Michael Linhart als Außenminister
Michael Linhart war nach dem Aufstieg Alexander Schallenbergs zum Bundeskanzler nur kurz Außenminister Österreichs. Er musste seinen Platz sofort wieder für Schallenberg räumen, der vom Kanzleramt zurück ins Außenministerium wechselt. Postenschacher im Außenministerium – nicht unbedingt vorteilhaft für das internationale Ansehen des Landes.

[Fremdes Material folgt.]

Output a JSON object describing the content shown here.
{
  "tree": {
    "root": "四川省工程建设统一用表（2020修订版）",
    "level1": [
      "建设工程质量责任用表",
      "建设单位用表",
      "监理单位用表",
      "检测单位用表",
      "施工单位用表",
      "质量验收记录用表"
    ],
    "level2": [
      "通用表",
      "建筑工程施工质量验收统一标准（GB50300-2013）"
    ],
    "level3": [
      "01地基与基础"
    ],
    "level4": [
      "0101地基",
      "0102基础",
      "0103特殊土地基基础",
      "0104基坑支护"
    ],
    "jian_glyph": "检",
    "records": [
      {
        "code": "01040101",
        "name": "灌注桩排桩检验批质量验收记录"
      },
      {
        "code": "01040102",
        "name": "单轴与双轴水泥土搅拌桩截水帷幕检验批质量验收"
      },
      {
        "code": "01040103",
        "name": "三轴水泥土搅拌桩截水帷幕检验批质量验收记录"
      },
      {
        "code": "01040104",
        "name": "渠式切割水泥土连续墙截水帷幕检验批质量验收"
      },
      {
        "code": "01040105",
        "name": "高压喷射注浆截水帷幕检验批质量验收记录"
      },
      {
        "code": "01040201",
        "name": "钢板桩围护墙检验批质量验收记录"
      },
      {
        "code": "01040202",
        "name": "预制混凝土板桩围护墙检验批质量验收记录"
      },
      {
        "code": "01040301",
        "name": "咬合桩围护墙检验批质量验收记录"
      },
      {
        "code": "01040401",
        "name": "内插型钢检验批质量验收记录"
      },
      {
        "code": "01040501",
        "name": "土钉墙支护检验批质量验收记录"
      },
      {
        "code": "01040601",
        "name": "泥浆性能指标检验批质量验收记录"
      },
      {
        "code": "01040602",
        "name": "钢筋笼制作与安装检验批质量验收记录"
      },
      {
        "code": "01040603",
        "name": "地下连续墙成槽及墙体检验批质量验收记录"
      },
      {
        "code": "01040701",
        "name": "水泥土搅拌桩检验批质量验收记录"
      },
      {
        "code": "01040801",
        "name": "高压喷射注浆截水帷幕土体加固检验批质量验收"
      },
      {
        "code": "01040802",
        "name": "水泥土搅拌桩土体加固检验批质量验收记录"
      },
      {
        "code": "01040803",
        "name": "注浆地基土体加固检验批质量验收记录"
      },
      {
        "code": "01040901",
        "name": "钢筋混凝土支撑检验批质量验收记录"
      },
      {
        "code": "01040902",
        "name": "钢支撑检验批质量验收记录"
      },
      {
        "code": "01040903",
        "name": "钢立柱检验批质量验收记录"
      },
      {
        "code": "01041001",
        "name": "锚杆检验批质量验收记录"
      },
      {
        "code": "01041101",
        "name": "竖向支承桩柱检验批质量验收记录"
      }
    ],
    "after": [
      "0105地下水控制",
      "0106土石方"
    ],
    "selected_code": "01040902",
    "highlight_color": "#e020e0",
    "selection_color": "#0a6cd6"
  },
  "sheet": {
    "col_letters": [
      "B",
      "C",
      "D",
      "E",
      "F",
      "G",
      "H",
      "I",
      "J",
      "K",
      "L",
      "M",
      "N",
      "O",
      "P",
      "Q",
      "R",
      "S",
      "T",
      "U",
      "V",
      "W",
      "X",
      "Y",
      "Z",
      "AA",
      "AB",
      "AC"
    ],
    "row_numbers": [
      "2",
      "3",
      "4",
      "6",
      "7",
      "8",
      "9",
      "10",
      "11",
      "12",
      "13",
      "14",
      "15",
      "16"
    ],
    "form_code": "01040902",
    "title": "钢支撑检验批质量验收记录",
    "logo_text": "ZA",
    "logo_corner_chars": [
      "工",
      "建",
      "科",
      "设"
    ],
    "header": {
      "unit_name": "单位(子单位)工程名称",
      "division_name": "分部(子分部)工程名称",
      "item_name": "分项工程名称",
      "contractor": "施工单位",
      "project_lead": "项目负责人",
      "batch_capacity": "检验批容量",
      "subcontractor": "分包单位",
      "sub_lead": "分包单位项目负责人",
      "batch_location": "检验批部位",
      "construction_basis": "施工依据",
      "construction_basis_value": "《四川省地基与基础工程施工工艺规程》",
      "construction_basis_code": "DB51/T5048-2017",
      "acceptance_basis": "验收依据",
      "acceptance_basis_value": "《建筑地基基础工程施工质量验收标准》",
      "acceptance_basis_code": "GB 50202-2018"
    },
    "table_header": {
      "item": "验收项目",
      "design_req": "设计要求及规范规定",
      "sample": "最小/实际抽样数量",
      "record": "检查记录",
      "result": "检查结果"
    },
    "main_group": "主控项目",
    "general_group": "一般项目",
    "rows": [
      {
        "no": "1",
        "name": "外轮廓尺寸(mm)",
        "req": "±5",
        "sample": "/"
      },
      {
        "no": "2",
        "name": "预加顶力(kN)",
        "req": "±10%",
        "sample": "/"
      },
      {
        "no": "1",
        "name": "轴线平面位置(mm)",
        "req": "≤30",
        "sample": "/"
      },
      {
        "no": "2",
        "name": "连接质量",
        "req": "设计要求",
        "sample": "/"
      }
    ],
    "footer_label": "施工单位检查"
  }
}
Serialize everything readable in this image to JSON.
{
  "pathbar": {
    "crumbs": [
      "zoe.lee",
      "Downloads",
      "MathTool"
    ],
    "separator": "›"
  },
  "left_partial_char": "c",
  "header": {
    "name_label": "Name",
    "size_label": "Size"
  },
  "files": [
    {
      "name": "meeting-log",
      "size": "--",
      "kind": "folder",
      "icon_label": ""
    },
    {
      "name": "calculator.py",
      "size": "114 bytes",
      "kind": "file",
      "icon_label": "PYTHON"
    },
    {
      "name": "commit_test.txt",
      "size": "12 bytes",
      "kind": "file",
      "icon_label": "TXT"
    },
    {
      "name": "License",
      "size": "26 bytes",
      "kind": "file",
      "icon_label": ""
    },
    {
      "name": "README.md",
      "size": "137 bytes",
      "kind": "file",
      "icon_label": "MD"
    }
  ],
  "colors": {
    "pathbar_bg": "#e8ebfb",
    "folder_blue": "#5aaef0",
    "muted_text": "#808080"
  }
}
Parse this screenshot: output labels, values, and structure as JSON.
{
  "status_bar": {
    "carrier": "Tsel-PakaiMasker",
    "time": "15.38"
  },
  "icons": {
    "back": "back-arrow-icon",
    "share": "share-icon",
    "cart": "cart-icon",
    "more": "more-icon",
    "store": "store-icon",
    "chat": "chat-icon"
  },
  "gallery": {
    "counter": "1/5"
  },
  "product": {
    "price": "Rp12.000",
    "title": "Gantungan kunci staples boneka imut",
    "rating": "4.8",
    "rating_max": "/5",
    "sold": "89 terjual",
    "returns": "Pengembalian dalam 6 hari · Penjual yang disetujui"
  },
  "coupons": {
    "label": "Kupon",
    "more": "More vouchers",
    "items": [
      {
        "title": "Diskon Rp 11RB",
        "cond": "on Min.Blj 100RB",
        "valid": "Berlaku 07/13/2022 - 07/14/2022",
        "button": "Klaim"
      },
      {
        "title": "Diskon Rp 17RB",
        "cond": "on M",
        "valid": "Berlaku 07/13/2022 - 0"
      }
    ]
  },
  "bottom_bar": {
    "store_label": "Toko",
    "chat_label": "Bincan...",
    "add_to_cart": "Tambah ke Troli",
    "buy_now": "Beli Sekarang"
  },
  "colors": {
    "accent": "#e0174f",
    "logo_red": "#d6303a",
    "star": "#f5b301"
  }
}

Christine Aschbacher als Arbeitsministerin
Die ehemalige ÖVP-Arbeitsministerin Christine Aschbacher stolperte schon zu Jahresbeginn 2021 über ihre Diplom- und Doktorarbeit. Die wissenschaftlichen Arbeiten sollen Plagiate, also abgeschrieben sein – Aschbacher trat zurück.
Bernhard Bonelli als Kabinettschef im Kanzleramt
Das „System Kurz“ bröckelt auch in der zweiten Reihe. Bernhard Bonelli hielt als Kabinettschef das Kanzleramt für Sebastian Kurz zusammen. Nachdem Karl Nehammer Kanzler wurde, musste Bonelli gehen. Auch gegen ihn ermittelt die Justiz weiterhin wegen Falschaussage im U-Ausschuss.
Axel Melchior als ÖVP-Generalsekretär
Auch der türkise Parteimanager Axel Melchior muss sich nach dem Kurz-Rücktritt einen neuen Job suchen. Er verließ die Partei „auf eigenen Wunsch“, heißt es aus der ÖVP-Zentrale.
Gerald Fleischmann als Medienbeauftragter des Kanzlers
Gerald Fleischmann sei gnadenloser Vollstrecker der türkisen Message-Control von Sebastian Kurz, heißt es hinter den Kulissen. Da überrascht es wenig, dass auch er als Beschuldigter in der ÖVP-Inseraten-Affäre geführt wird. Fleischmann wurde als Medienbeauftragter im Kanzleramt beurlaubt.
Johannes Frischmann als Kanzler-Pressesprecher
Ebenfalls unfreiwillig auf Urlaub geschickt wurde der wichtigste Pressesprecher von Kurz: Johannes Frischmann. Ihm wird in der Inseraten-Affäre Untreue und Bestechlichkeit vorgeworfen.
Thomas Schmid als ÖBAG-Chef
Die Ermittlungen gegen Kurz und sein engstes Umfeld ins Rollen gebracht hat das Handy von Thomas Schmid, jahrelang Generalsekretär im ÖVP-Finanzministerium. Die Justiz konnte tausende Chatnachrichten von Schmids Handy sicherstellen. Sie geben einen Einblick in die türkisen Machtspielchen auf Kosten der Republik und führten bereits zu mehreren Ermittlungen. In deren Folge musste Thomas Schmid zuletzt als Chef der staatlichen Beteiligungs-Gesellschaft ÖBAG zurücktreten.